His heroic accounts of the Second Battle of Ypres (April-May 1915) helped forge the enduring myth that the war marked Canada’s entry into nationhood. In their focus on the courage of regular troops, not just officers, Aitken’s “patriotic, sanitized and uncritical” accounts became extremely popular with both Canadian and British readers.[2]

Aitken also understood the importance of documenting the Canadian war effort through photography, film and art. In April 1916, Aitken appointed a Canadian official war photographer. These photographs were sometimes staged or doctored, but they received wide public circulation. So did the footage produced after Aitken first embedded cinematographers into the CEF during the Somme battles in the summer of 1916. In establishing the Canadian War Memorial Fund in November 1916, Aitken provided opportunities for Canadian painters such as A.Y. Jackson (1882-1974) and Fred Varley (1881-1969), as well as British artists Wyndham Lewis (1882-1957), William Orpen (1878-1931) and Augustus John (1878-1961).

Wartime Political Career

Aitken’s relationship with Bonar Law made him a political go-between, especially during the formation of David Lloyd George’s (1863-1945) coalition in December 1916. His reward for giving up his parliamentary seat was “relegation” (his words) to the House of Lords in January 1917.[3] Now styled the 1st Baron Beaverbrook he took his name from a small community near his childhood home. In February 1918, Lloyd George appointed him Minister of Information to direct British propaganda efforts in support of the war. Beaverbrook worked to rally the British press lords on behalf of the war effort; however, cabinet wrangling limited his attempts to organize British information campaigns. He left the position in October 1918.

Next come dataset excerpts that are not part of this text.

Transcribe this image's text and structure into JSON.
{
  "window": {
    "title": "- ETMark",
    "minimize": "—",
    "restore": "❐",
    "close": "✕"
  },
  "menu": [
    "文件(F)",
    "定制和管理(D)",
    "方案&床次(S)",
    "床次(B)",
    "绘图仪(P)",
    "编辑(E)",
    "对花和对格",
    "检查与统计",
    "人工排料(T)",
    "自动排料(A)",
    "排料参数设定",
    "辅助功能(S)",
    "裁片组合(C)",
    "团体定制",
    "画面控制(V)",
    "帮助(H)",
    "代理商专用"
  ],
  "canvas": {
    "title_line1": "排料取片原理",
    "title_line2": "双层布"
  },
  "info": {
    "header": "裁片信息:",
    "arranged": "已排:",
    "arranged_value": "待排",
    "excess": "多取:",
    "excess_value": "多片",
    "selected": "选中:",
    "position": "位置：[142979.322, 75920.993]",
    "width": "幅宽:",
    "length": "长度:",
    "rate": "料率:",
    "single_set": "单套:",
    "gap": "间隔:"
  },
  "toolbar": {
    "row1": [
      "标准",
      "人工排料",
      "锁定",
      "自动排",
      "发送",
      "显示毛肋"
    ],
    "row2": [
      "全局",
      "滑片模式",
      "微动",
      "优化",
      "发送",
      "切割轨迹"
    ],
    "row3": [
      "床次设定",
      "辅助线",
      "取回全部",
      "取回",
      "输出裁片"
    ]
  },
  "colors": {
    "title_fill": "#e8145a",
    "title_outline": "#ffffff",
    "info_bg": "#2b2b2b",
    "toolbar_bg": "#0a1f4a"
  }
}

Post-war Career and Writings

After the war, Beaverbrook steadily nurtured his position as a successful, influential but mistrusted press baron. By the late 1930s, the Daily Express, which he had acquired during the First World War, boasted a daily circulation of over 2 million. Despite his conservative leanings, Beaverbrook’s papers took a fiercely independent stand. They opposed the League of Nations, supported Empire Free Trade and British isolationism. Beaverbrook also remained a stubborn and late supporter of German appeasement, and a consistent backer of the Soviet Union. Soon after Winston Churchill (1874-1965) became prime minister in May 1940, he appointed Beaverbrook Minister of Aircraft Production.

Still restless into the 1950s, Beaverbrook returned to his studies of British wartime politics that he had started with Politicians and the War, 1914-1916 (1928, 1932). Critics later insisted that these works exaggerated his role in British politics during the First World War. The same is true of Men and Power, 1917-1918 (1956) which again drew from his own “intimate knowledge of events and persons” to portray British wartime leadership, including his own. The final chapter, “The Hero,” praised David Lloyd George’s leadership in the final defeat of Germany, and the victory of the British empire.[4] Written in the waning days of the empire, the work seems dated. His study of Lloyd George was published a year before his death at his home, Cherkley Court, in June 1964.

Despite his own writing and business success, Lord Beaverbrook could not fully salvage what he felt was his own uneven political career. Perhaps his most important legacy lay in his efforts to collect a record of the First World War. If not for Beaverbrook’s energy, the Canadian wartime record simply would not exist. The photographs and art he commissioned from the period offer a rich source for those interested in the war’s cultural legacy. More broadly, the papers Beaverbrook acquired of such figures as Andrew Bonar Law, David Lloyd George, Lady Megan Lloyd George (1902-1966) as well as Lord George Curzon (1859-1925) are important sources for future studies of the First World War.